Истина препятствует тому, что противостоящие притязания на правоту окончатся bellum omnium contra omnes [39] – тотальным расколом общества. Она необходимая и сплачивающая общество конвенция.
Ницшеанская критика общества сегодня была бы еще радикальнее. Он бы заверил, что мы совершенно потеряли стремление к истине, волю к истине. Лишь целостное общество развивает стремление к истине. Истощение воли к истине и распад общества обусловливают друг друга. Кризис истины распространяется там, где общество распадается на группы и племена, между которыми нет понимания, нет обязывающего обозначения вещей. При кризисе истины утрачивается общий мир, общий язык. Истина – это социальный регулятив, регулятивная идея общества.
Новый нигилизм – симптом информационного общества. Истина – это центростремительная сила, которая сплачивает общество. Центробежные силы, внутренне присущие информации, разрушительно сказываются на сплоченности общества. Новый нигилизм рождается в недрах разрушительного процесса, при котором дискурс распадается до информации, что ведет к кризису демократии.
Новый нигилизм не говорит, что ложь выдается за истину, а истина отвергается как ложь. Суть в том, что значение утрачивает само различие между истиной и ложью. Кто осознанно лжет и противопоставляет себя истине, парадоксальным образом признает саму истину. Вранье возможно лишь там, где сохраняется различие истины и лжи. Лжец не утратил связь с истиной. Его вера в истину остается непоколебима. Лжец – не нигилист. Он не ставит под вопрос истину. Чем последовательнее его ложь, тем крепче утверждается истина.
Fake news – не ложь. Они нападают на саму фактичность. Они дефактицируют истину. Когда Дональд Трамп позволяет себе говорить все, что вздумается, он не классический лжец, намеренно искажающий порядок вещей. Скорее уж ему безразлична фактическая истина. Тот, кто слеп к фактам и не замечает реальности, с точки зрения истины страшнее лжеца.
Современный американский философ Гарри Франкфурт назвал бы Трампа bullshitter [40]. Брехун не противостоит истине. Ему совершенно безразлична истина. Однако объяснение Франкфурта, почему сегодня так много брехни, недостаточно:
Брехать неизбежно, покуда обстоятельства вынуждают человека говорить о предмете, о котором он ничего не знает. Таким образом, брехню стимулирует та ситуация, когда обязанность или возможность высказаться на некоторую тему превосходит знания говорящего о фактах, существенных для этой темы. <…> Ситуации такого рода возникают в результате широко распространенного предрассудка, что в демократическом обществе гражданский долг каждого – иметь мнение если не обо всем вообще, то по крайней мере обо всем относящемся к делам его страны50.
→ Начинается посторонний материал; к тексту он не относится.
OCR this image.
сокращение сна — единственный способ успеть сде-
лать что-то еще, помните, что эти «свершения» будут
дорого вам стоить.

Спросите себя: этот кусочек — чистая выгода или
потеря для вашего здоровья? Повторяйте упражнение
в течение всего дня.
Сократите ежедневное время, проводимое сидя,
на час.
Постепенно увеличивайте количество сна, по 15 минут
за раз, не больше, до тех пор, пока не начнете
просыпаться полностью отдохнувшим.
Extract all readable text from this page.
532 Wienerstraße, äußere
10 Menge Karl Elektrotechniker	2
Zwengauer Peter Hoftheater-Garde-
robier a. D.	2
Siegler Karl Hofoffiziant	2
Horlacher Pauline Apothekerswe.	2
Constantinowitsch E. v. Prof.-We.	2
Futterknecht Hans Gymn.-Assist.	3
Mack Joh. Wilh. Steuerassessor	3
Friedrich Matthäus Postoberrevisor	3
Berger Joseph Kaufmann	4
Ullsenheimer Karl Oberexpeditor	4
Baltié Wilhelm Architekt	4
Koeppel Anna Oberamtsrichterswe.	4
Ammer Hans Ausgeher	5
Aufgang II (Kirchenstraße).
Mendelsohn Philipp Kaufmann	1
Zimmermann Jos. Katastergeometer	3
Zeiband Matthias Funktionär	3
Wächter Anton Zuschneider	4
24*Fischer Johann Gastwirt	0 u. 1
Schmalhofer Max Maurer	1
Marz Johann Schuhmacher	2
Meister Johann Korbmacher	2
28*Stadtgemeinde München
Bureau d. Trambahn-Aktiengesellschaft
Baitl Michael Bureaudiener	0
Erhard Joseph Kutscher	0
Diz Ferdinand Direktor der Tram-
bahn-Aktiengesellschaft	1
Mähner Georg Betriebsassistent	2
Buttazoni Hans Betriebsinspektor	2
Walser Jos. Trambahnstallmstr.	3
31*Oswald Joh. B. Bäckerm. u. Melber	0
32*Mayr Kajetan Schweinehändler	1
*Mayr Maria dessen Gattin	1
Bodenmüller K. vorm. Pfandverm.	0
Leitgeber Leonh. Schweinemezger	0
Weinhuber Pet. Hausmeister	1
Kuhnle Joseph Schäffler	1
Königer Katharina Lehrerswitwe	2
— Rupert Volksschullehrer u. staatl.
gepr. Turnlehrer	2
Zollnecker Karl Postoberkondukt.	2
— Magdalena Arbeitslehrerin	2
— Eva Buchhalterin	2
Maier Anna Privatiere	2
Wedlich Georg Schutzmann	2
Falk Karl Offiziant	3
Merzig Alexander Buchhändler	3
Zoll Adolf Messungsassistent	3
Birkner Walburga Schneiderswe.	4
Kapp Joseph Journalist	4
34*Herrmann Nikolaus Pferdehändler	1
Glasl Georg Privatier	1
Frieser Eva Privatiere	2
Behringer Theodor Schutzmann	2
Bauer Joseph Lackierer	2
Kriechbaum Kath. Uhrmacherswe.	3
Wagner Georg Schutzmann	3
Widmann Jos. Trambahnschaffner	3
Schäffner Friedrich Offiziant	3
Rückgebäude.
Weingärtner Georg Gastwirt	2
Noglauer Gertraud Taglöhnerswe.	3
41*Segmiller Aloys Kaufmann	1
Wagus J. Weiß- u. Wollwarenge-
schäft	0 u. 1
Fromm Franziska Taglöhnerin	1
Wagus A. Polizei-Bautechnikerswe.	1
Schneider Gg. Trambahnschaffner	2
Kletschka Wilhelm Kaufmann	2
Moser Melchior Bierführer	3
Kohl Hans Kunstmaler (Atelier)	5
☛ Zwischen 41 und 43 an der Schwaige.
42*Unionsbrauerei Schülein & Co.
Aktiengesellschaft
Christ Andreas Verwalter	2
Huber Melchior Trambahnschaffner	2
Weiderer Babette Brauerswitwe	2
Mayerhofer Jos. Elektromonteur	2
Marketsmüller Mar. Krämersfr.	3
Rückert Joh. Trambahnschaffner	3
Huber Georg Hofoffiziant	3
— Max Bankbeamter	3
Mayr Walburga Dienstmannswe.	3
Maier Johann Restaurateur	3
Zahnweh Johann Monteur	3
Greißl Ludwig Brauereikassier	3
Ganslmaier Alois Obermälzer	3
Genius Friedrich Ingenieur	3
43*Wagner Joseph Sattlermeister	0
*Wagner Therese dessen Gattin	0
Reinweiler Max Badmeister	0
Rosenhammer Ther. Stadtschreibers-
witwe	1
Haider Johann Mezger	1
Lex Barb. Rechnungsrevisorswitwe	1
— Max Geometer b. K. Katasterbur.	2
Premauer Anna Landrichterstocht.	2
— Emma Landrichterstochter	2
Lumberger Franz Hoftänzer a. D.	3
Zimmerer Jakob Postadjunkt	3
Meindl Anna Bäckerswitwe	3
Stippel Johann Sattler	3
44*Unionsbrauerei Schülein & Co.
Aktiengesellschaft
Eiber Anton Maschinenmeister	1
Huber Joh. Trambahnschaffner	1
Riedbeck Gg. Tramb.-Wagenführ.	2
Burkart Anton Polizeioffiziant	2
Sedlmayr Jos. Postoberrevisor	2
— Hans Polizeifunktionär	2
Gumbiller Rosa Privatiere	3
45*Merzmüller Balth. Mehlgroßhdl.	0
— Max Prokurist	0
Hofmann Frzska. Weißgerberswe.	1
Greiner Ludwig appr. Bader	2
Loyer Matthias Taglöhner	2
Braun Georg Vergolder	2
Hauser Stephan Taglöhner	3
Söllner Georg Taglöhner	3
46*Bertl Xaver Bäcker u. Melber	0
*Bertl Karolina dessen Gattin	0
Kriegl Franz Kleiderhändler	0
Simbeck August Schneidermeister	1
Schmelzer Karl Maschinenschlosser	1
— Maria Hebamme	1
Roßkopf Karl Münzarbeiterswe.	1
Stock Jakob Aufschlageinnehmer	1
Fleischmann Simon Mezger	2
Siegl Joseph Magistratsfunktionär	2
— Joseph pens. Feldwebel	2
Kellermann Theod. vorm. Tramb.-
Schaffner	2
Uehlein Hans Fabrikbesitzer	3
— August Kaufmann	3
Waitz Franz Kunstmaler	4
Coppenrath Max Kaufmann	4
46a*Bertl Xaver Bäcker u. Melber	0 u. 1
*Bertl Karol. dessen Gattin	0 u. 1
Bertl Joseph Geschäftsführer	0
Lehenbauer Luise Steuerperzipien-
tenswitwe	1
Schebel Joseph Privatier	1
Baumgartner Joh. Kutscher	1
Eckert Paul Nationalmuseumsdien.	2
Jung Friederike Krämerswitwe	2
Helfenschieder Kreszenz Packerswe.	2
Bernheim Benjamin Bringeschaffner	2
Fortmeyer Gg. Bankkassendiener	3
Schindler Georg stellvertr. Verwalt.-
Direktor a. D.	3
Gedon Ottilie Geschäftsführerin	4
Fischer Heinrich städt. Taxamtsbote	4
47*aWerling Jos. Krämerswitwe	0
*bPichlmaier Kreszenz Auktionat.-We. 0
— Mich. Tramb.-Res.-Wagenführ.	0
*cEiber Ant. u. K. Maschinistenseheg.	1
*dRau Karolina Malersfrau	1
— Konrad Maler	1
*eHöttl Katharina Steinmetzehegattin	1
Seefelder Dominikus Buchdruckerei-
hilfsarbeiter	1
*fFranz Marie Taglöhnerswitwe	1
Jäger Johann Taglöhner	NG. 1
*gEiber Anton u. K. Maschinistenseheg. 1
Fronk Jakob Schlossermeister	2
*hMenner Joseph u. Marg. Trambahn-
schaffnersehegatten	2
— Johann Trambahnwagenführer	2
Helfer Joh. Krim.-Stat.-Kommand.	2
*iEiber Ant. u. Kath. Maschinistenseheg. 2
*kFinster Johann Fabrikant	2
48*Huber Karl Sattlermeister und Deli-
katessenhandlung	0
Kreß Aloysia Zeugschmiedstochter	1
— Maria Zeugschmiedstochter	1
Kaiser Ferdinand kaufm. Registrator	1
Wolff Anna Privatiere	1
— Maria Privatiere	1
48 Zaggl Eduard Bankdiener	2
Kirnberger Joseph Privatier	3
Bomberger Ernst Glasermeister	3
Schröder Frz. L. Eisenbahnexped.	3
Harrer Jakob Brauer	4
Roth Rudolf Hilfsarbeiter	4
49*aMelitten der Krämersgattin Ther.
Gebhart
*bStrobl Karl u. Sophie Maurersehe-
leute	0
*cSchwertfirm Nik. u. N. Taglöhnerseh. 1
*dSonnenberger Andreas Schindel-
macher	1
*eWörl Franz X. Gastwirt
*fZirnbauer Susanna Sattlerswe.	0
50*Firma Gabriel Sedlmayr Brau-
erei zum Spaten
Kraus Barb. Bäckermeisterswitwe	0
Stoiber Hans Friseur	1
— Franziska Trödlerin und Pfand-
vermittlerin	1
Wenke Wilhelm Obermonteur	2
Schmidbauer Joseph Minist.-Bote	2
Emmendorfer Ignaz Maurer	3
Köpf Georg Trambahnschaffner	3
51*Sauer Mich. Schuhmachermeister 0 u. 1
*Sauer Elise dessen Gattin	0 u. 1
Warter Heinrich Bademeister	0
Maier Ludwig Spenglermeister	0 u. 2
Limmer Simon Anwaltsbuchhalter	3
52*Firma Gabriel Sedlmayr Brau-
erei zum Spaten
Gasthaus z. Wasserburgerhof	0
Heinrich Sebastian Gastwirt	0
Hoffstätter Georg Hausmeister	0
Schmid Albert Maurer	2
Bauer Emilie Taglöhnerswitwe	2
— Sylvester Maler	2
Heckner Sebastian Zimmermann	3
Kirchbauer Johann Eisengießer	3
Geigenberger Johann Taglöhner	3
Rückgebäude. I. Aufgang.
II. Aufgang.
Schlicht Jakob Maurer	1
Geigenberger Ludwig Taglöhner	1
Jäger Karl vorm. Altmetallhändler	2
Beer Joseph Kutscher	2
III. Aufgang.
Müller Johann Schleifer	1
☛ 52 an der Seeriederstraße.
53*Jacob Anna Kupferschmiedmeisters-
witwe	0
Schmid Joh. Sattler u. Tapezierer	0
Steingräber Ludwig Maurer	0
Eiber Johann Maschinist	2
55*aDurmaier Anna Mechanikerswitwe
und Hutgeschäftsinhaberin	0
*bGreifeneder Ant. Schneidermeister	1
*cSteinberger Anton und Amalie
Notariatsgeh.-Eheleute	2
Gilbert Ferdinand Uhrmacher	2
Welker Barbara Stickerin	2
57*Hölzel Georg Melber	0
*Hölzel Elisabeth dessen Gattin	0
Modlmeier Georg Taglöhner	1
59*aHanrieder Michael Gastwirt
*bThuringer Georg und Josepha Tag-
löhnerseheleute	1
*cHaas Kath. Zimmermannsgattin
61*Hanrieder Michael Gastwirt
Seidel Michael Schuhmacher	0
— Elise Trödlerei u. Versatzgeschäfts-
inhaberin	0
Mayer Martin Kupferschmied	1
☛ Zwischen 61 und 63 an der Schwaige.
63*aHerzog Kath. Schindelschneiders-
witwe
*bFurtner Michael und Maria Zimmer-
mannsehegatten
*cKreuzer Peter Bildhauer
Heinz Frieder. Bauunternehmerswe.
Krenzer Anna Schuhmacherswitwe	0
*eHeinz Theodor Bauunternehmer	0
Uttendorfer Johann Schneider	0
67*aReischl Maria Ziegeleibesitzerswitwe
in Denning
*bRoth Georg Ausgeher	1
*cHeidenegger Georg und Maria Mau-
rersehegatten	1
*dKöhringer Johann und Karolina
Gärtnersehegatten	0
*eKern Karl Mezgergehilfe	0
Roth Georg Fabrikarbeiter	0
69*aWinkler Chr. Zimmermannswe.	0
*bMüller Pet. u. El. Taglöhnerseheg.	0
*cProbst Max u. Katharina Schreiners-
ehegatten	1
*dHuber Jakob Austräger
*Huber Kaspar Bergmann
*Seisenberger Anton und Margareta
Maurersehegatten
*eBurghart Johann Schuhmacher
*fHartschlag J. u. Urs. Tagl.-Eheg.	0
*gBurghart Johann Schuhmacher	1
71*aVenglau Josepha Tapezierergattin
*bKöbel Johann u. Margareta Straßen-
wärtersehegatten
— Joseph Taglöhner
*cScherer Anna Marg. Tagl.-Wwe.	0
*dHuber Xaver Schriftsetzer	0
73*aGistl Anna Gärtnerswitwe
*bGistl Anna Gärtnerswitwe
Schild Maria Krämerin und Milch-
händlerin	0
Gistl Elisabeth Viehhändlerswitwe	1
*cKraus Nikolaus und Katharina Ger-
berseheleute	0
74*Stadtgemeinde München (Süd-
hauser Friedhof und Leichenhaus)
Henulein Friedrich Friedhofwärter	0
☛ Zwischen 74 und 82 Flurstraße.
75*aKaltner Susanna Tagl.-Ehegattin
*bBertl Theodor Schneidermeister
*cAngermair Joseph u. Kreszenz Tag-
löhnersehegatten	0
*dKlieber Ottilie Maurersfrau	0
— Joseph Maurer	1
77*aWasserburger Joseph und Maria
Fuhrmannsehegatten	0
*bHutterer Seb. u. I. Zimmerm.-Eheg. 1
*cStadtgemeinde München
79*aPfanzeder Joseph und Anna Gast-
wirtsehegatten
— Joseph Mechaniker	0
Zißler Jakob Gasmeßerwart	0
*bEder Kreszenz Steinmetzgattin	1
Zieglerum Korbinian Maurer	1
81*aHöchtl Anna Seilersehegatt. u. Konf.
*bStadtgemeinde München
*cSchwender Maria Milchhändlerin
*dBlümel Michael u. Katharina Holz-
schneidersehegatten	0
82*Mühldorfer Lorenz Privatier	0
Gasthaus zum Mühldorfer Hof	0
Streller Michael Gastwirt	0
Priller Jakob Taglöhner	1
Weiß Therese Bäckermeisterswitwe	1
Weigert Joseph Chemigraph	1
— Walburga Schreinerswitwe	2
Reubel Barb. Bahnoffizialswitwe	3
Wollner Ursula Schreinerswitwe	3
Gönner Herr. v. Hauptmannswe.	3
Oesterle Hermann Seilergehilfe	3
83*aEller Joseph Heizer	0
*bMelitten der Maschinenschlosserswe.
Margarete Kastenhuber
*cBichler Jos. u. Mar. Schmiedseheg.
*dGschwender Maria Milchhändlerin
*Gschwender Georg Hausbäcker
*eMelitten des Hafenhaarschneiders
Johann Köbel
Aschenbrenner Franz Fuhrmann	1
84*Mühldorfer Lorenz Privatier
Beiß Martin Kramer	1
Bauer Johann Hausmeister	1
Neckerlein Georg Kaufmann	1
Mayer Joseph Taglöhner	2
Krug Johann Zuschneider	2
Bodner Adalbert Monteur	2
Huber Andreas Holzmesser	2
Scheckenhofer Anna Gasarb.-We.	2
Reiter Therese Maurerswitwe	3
Если брехню объяснять недостаточной осведомленностью по части фактов, тогда Трамп никакой не брехун. Очевидно, что Гарри Франкфурт не замечает сегодняшнего кризиса истины. Последний нельзя объяснить несоответствием между знанием и фактами или недостаточностью знаний о реальности. Кризис истины подрывает веру в факты как таковую. Мнения могут сильно разниться. Но они легитимны и «будут оставаться правомерными в той мере, в какой они уважают истину факта»51. Вместе с тем свобода мнения превращается в фарс, когда утрачивается всякая связь с фактическим положением дел и фактической истиной.
Эрозия истины началась задолго до трамповской политики fake news. В 2005 году The New York Times выбрали неологизм truthiness в качестве слова, выразившего дух времени. Truthiness отражает кризис истины. Это слово имеет тот смысл, что нечто по ощущениям истинно, но такой истине совершенно не присуща объективность, устойчивость фактического. Субъективный произвол, на котором она зиждется, уничтожает истину. В нем выражается нигилистическая установка по отношению к действительности. Он представляет собой патологическое следствие цифровизации. Он совершенно не свойственен культуре книги. Именно цифровизация ведет к эрозии фактического. Телеведущий Стивен Колбер, который ввел в оборот слово truthiness, однажды заметил: «Я не доверяю книгам. Все они о фактах, в них нет сердца». По этой мысли Трамп оказывается президентом сердца, которому не нужен рассудок. Сердце не орган демократии. Там, где политическим дискурсом владеют эмоции и аффекты, под угрозой сама демократия.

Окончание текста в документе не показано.